What Does It Mean to Be a Fiduciary?
None of the positions within your estate plan are referred to as fiduciary positions, yet several of them involve a fiduciary duty. A fiduciary duty imposes a legal or ethical relationship of trust and confidence from one person onto another person (or other people). When a position involves a fiduciary duty, the holder of that position agrees to act for and on behalf of another person. The law regards a fiduciary duty as the highest standard of care one person can owe another person. While a fiduciary may receive a reasonable fee for his/her services, a fiduciary cannot profit from the position at the expense of the person to whom the duty is owed.
Who Are the Fiduciaries in My Estate Plan?
Even a basic estate plan will involve at least one fiduciary role. As your estate plan grows, however, you will likely add additional estate planning components that expand the number of fiduciary positions within your plan. Those fiduciary roles may include:
- Personal Representative. When you create your Will, you will be required to appoint an Personal Representative who is responsible for overseeing the administration of your estate during the probate of your estate. Your Personal Representative has authority over your estate assets and the duty to distribute of those assets to your beneficiaries and heirs.
- Trustee. You may incorporate a trust (or several trusts) into your estate plan. If so, you will need to appoint a Trustee when you create the trust agreement. Your Trustee will manage and invest trust assets as well as administer the trust agreement using the terms you created. Often, this involves making discretionary distributions to trust beneficiaries, making this an extremely important fiduciary position within your estate plan.
- Guardian. For a parent, their most precious asset is their children. If you have minor children, the only official opportunity you will have to nominate someone as a Guardian for your minor children (should one ever be needed) is in your Will.

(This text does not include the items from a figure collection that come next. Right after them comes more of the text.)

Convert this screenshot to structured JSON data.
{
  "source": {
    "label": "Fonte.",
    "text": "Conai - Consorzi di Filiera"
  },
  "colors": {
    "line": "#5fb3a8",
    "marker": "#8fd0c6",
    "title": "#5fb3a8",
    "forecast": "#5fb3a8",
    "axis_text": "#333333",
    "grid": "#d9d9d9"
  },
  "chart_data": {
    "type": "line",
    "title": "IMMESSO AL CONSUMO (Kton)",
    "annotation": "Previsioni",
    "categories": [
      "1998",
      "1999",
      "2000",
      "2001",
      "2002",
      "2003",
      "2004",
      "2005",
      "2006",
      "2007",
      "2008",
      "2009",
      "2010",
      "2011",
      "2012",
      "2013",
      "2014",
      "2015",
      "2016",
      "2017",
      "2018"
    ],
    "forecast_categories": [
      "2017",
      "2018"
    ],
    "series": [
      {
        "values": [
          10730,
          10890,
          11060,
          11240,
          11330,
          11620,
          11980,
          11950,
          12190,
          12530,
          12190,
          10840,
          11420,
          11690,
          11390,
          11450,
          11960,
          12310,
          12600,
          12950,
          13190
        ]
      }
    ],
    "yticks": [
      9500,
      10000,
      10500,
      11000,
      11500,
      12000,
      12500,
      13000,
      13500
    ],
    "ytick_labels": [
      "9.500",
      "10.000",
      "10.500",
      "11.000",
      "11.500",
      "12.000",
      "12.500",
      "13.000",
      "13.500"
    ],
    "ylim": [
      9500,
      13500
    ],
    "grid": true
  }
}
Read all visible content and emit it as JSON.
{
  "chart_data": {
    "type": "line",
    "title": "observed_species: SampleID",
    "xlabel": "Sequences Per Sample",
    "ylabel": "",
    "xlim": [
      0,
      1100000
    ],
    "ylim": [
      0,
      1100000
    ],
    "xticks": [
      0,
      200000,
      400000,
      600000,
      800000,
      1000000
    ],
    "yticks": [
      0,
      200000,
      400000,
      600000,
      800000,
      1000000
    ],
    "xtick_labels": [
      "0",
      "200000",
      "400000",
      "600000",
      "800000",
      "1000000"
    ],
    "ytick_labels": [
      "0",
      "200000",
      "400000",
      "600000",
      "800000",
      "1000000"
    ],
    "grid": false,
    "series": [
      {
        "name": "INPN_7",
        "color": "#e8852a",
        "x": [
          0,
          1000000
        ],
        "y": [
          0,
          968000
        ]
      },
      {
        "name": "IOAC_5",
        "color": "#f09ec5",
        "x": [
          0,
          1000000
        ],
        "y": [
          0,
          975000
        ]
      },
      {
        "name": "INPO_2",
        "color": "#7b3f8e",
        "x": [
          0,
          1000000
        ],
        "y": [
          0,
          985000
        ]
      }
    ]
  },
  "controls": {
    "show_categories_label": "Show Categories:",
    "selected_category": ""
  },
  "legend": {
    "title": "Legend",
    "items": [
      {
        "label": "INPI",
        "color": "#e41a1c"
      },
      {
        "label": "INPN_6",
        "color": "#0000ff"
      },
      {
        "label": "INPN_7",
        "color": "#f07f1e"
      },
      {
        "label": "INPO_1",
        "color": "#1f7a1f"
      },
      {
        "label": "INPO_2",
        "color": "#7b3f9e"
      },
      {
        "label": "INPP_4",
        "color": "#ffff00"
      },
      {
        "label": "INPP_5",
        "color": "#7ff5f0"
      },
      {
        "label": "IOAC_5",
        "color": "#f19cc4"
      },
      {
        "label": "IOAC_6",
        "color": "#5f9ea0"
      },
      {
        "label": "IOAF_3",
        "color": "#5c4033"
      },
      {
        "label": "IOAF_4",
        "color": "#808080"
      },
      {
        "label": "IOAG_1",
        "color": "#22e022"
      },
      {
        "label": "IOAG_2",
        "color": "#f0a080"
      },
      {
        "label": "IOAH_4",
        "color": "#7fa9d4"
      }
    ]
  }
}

- Agent in a Power of Attorney. Creating a Power of Attorney involves appointing an Agent who will have the legal authority to act on your behalf in legal matters other than healthcare decisions. Whether you give your Agent broad or limited authority, the authority you do give to your Agent effectively allows him/her to act as you in legal or financial transactions.
- Agent in an Advance Directive. If you create a Health Care Power of Attorney, you will need to appoint an Agent to make healthcare decisions for you if you are unable to make them yourself because of your incapacity. This person may someday be making end-of-life medical decisions for you, such as whether to allow life-sustaining or life-prolonging procedures or medications.
How to Choose Your Fiduciaries Wisely
To help you choose the fiduciaries within your estate plan wisely, ask yourself the following questions when contemplating someone for one of the positions:
- Does he/she have the skills and/or experience needed to successfully fulfill the duties and responsibilities of the position?
- Will appointing this person likely cause personal or financial conflicts?
- Do you trust this person to make the decisions required by the position?
- Will this person be physically, emotionally, and geographically capable of fulfilling the role?
- Is this person willing to accept the job?